I learned to really appreciate this American tradition in a place where it was not celebrated. Our first years we felt alone without family. We joined with fellow North Americans, friends from the same background, others who knew its tradition. Uniquely cultural, Thanksgiving Day grew to include neighbors, friends and curiously interested acquaintances.
We astounded our butcher lady with our turkey orders months ahead. When they arrived they were as big as a toddler. It was like pushing it into a birth canal to fit it into our smallish oven. I needed my birthday husband to lift and shove.
Cranberries were unheard of, sweet potatoes unavailable, and pumpkin hard to find.
Italy loves all things family and food. Our national friends admired our Thanksgiving from observing it on American made movies. We began to see how much the nostalgic image depicted a scene desired and appreciated.
Our at-home celebrations had exploded, so in November 2003 we began a new tradition. A church
group came to assist us, bringing all the trimmings to share a community Thanksgiving. Tables were decorated. Wonderful smells wafted from the kitchen and costumed pilgrims greeted the guests. In a beautifully decorated massive room we expected two feasts hosting 100 each night.
“Ladies and Gentlemen, the year is 1863.” The emcee announced. “Would you please stand and welcome the President of the United States of America, Abraham Lincoln.”
At the announcement the audience gasped and rose to its feet in awe. A facsimile of Abraham Lincoln dressed in his black wool suit and silk top hat, strode down the aisle and took the stage. Everyone shouted and clapped. Exuberant participants, the greater part of the audience had never set foot in the USA or Canada.

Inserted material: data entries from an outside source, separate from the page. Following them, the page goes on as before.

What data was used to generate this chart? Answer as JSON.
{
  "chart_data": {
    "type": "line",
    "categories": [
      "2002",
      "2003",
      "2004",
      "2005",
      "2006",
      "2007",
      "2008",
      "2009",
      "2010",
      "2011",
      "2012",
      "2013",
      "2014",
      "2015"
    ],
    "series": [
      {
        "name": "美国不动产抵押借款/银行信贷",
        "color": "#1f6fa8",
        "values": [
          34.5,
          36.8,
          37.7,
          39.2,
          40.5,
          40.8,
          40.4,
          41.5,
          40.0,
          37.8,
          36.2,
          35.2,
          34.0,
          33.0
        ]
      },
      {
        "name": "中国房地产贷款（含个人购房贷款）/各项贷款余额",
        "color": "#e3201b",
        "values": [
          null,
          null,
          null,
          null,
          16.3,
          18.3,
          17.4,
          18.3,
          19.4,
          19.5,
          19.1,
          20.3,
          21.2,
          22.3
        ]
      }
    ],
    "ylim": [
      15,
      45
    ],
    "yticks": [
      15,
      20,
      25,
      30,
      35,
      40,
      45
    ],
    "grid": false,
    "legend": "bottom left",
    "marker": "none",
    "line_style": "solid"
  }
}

But I truly fell in love with Thanksgiving when the dear lady standing next to me who had once lived under the rule of Communism, grabbed my hand in a death grip and with tears streaming down her cheeks breathed, “Abrrraaamo Lee-cone.”
A tall man, with proper sobriety, unrolled a parchment and began to read the words President Lincoln spoke on October 20, 1863.

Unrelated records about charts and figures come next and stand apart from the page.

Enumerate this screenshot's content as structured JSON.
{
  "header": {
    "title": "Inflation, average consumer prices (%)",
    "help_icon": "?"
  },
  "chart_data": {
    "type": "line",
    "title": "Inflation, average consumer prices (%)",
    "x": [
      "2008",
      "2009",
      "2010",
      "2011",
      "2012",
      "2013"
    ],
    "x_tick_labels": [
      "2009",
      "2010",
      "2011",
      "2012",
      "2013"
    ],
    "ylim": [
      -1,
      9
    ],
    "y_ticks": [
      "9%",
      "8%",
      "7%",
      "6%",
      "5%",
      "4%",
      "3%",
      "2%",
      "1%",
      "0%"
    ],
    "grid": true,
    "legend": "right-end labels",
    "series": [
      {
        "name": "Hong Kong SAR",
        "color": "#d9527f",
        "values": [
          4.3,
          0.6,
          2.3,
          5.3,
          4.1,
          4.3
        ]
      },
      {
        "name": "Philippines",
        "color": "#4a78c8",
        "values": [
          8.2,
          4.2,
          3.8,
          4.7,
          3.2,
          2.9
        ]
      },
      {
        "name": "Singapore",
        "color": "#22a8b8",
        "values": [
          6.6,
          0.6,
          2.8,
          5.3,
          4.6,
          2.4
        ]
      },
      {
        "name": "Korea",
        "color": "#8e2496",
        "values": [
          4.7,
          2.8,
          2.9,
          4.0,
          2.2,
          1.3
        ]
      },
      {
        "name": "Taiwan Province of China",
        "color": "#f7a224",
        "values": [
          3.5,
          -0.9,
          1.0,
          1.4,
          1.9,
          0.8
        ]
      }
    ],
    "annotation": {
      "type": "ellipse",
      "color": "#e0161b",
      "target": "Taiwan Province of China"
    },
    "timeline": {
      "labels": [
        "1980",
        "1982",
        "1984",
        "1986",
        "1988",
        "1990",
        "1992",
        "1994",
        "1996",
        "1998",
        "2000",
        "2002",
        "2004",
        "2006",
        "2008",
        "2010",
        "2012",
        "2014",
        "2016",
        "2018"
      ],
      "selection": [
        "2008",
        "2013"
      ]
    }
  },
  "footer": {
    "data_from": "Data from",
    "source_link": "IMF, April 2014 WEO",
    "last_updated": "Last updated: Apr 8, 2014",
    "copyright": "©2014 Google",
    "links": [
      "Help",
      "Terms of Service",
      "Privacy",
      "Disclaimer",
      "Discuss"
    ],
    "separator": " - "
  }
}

“I do therefore invite my fellow citizens in every part of the United States, and also those who are at sea and those who are sojourning in foreign lands, to set apart and observe the last Thursday of November next, as a day of Thanksgiving and Praise to our beneficent Father who dwelleth in the heavens.”

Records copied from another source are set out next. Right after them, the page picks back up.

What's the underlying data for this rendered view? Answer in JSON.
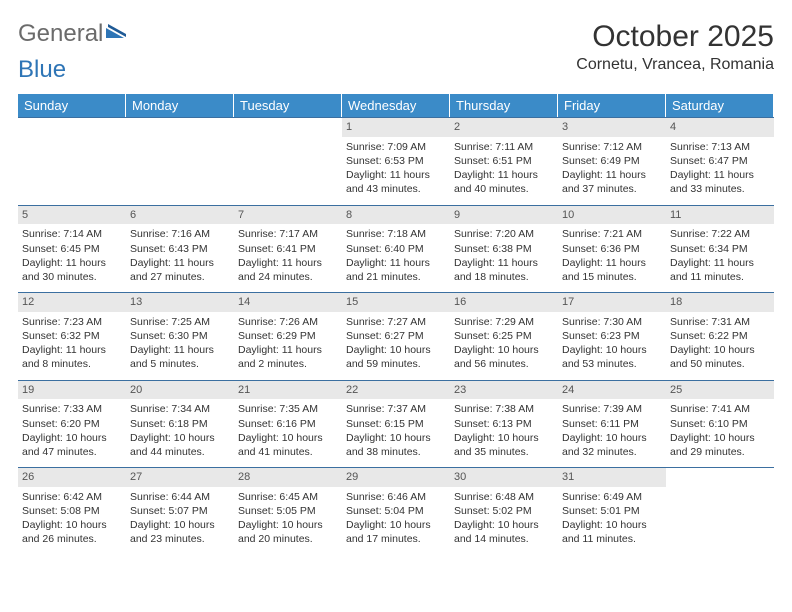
{
  "logo": {
    "part1": "General",
    "part2": "Blue"
  },
  "title": "October 2025",
  "location": "Cornetu, Vrancea, Romania",
  "colors": {
    "header_bg": "#3b8bc8",
    "header_text": "#ffffff",
    "border": "#3b6fa0",
    "daynum_bg": "#e8e8e8",
    "logo_gray": "#6b6b6b",
    "logo_blue": "#2e75b6"
  },
  "day_headers": [
    "Sunday",
    "Monday",
    "Tuesday",
    "Wednesday",
    "Thursday",
    "Friday",
    "Saturday"
  ],
  "leading_blanks": 3,
  "days": [
    {
      "n": 1,
      "sunrise": "7:09 AM",
      "sunset": "6:53 PM",
      "dl": "11 hours and 43 minutes."
    },
    {
      "n": 2,
      "sunrise": "7:11 AM",
      "sunset": "6:51 PM",
      "dl": "11 hours and 40 minutes."
    },
    {
      "n": 3,
      "sunrise": "7:12 AM",
      "sunset": "6:49 PM",
      "dl": "11 hours and 37 minutes."
    },
    {
      "n": 4,
      "sunrise": "7:13 AM",
      "sunset": "6:47 PM",
      "dl": "11 hours and 33 minutes."
    },
    {
      "n": 5,
      "sunrise": "7:14 AM",
      "sunset": "6:45 PM",
      "dl": "11 hours and 30 minutes."
    },
    {
      "n": 6,
      "sunrise": "7:16 AM",
      "sunset": "6:43 PM",
      "dl": "11 hours and 27 minutes."
    },
    {
      "n": 7,
      "sunrise": "7:17 AM",
      "sunset": "6:41 PM",
      "dl": "11 hours and 24 minutes."
    },
    {
      "n": 8,
      "sunrise": "7:18 AM",
      "sunset": "6:40 PM",
      "dl": "11 hours and 21 minutes."
    },
    {
      "n": 9,
      "sunrise": "7:20 AM",
      "sunset": "6:38 PM",
      "dl": "11 hours and 18 minutes."
    },
    {
      "n": 10,
      "sunrise": "7:21 AM",
      "sunset": "6:36 PM",
      "dl": "11 hours and 15 minutes."
    },
    {
      "n": 11,
      "sunrise": "7:22 AM",
      "sunset": "6:34 PM",
      "dl": "11 hours and 11 minutes."
    },
    {
      "n": 12,
      "sunrise": "7:23 AM",
      "sunset": "6:32 PM",
      "dl": "11 hours and 8 minutes."
    },
    {
      "n": 13,
      "sunrise": "7:25 AM",
      "sunset": "6:30 PM",
      "dl": "11 hours and 5 minutes."
    },
    {
      "n": 14,
      "sunrise": "7:26 AM",
      "sunset": "6:29 PM",
      "dl": "11 hours and 2 minutes."
    },
    {
      "n": 15,
      "sunrise": "7:27 AM",
      "sunset": "6:27 PM",
      "dl": "10 hours and 59 minutes."
    },
    {
      "n": 16,
      "sunrise": "7:29 AM",
      "sunset": "6:25 PM",
      "dl": "10 hours and 56 minutes."
    },
    {
      "n": 17,
      "sunrise": "7:30 AM",
      "sunset": "6:23 PM",
      "dl": "10 hours and 53 minutes."
    },
    {
      "n": 18,
      "sunrise": "7:31 AM",
      "sunset": "6:22 PM",
      "dl": "10 hours and 50 minutes."
    },
    {
      "n": 19,
      "sunrise": "7:33 AM",
      "sunset": "6:20 PM",
      "dl": "10 hours and 47 minutes."
    },
    {
      "n": 20,
      "sunrise": "7:34 AM",
      "sunset": "6:18 PM",
      "dl": "10 hours and 44 minutes."
    },
    {
      "n": 21,
      "sunrise": "7:35 AM",
      "sunset": "6:16 PM",
      "dl": "10 hours and 41 minutes."
    },
    {
      "n": 22,
      "sunrise": "7:37 AM",
      "sunset": "6:15 PM",
      "dl": "10 hours and 38 minutes."
    },
    {
      "n": 23,
      "sunrise": "7:38 AM",
      "sunset": "6:13 PM",
      "dl": "10 hours and 35 minutes."
    },
    {
      "n": 24,
      "sunrise": "7:39 AM",
      "sunset": "6:11 PM",
      "dl": "10 hours and 32 minutes."
    },
    {
      "n": 25,
      "sunrise": "7:41 AM",
      "sunset": "6:10 PM",
      "dl": "10 hours and 29 minutes."
    },
    {
      "n": 26,
      "sunrise": "6:42 AM",
      "sunset": "5:08 PM",
      "dl": "10 hours and 26 minutes."
    },
    {
      "n": 27,
      "sunrise": "6:44 AM",
      "sunset": "5:07 PM",
      "dl": "10 hours and 23 minutes."
    },
    {
      "n": 28,
      "sunrise": "6:45 AM",
      "sunset": "5:05 PM",
      "dl": "10 hours and 20 minutes."
    },
    {
      "n": 29,
      "sunrise": "6:46 AM",
      "sunset": "5:04 PM",
      "dl": "10 hours and 17 minutes."
    },
    {
      "n": 30,
      "sunrise": "6:48 AM",
      "sunset": "5:02 PM",
      "dl": "10 hours and 14 minutes."
    },
    {
      "n": 31,
      "sunrise": "6:49 AM",
      "sunset": "5:01 PM",
      "dl": "10 hours and 11 minutes."
    }
  ],
  "labels": {
    "sunrise": "Sunrise:",
    "sunset": "Sunset:",
    "daylight": "Daylight:"
  }
}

Lincoln’s declaration birthed Thanksgiving Day as a national holiday.
Thanksgiving’s purpose returns thanks to the place it belongs. It acknowledges the Almighty as Giver and Sovereign of nations.
Delivered in the grip of civil war and deep national wounds, the 16th President begged from his listeners something even more noteworthy.
“I recommend …they do also, with humble penitence for our national perverseness and disobedience… fervently implore the interposition of the Almighty Hand to heal the wounds of the nation and to restore it as soon as may be consistent with the Divine purposes…”
Lincoln’s prayer and intent set aside the day as an intentional spiritual reckoning. He called for remembrance of God’s mercy, recognition of His blessings and national repentance.
Our country and the entire world has been through a lot in the last year and a half. We’ve grieved over lost loved ones. We’ve faced fear and uncertainty. And things are messy.
Thanksgiving Day we lift our eyes higher. Though there may be devastation around us, sorrow may be housed inside us, unrest and an unsure tomorrows before us, today we give thanks. We take our eyes off what we see and realize there is an unseen reality truer than any other we can touch or feel. We turn our hearts again toward God, set our stake in the promises of His Word, and praise with every fiber of our being.
“…kings of the earth and all nations,
you princes and all rulers on earth,
young men and women,
old men and children.
Let them praise the name of the Lord,
for his name alone is exalted;
his splendor is above the earth and the heavens.” Psalm 148:11-13 NIV
Contrary to what my children say, my husband’s birthday and the President’s declaration did not happen the same year, but both were life changing. We plan to celebrate with family, eat far too much, laugh about how old my husband is and thank Jesus with all our hearts.
We’ll walk through crunchy leaves, listen to stories and connect with those far from our table on little screens. This Thanksgiving Day we’ll be grateful for hard fought freedom in a country never perfect, but where a perfect God has placed us for “Divine purposes.”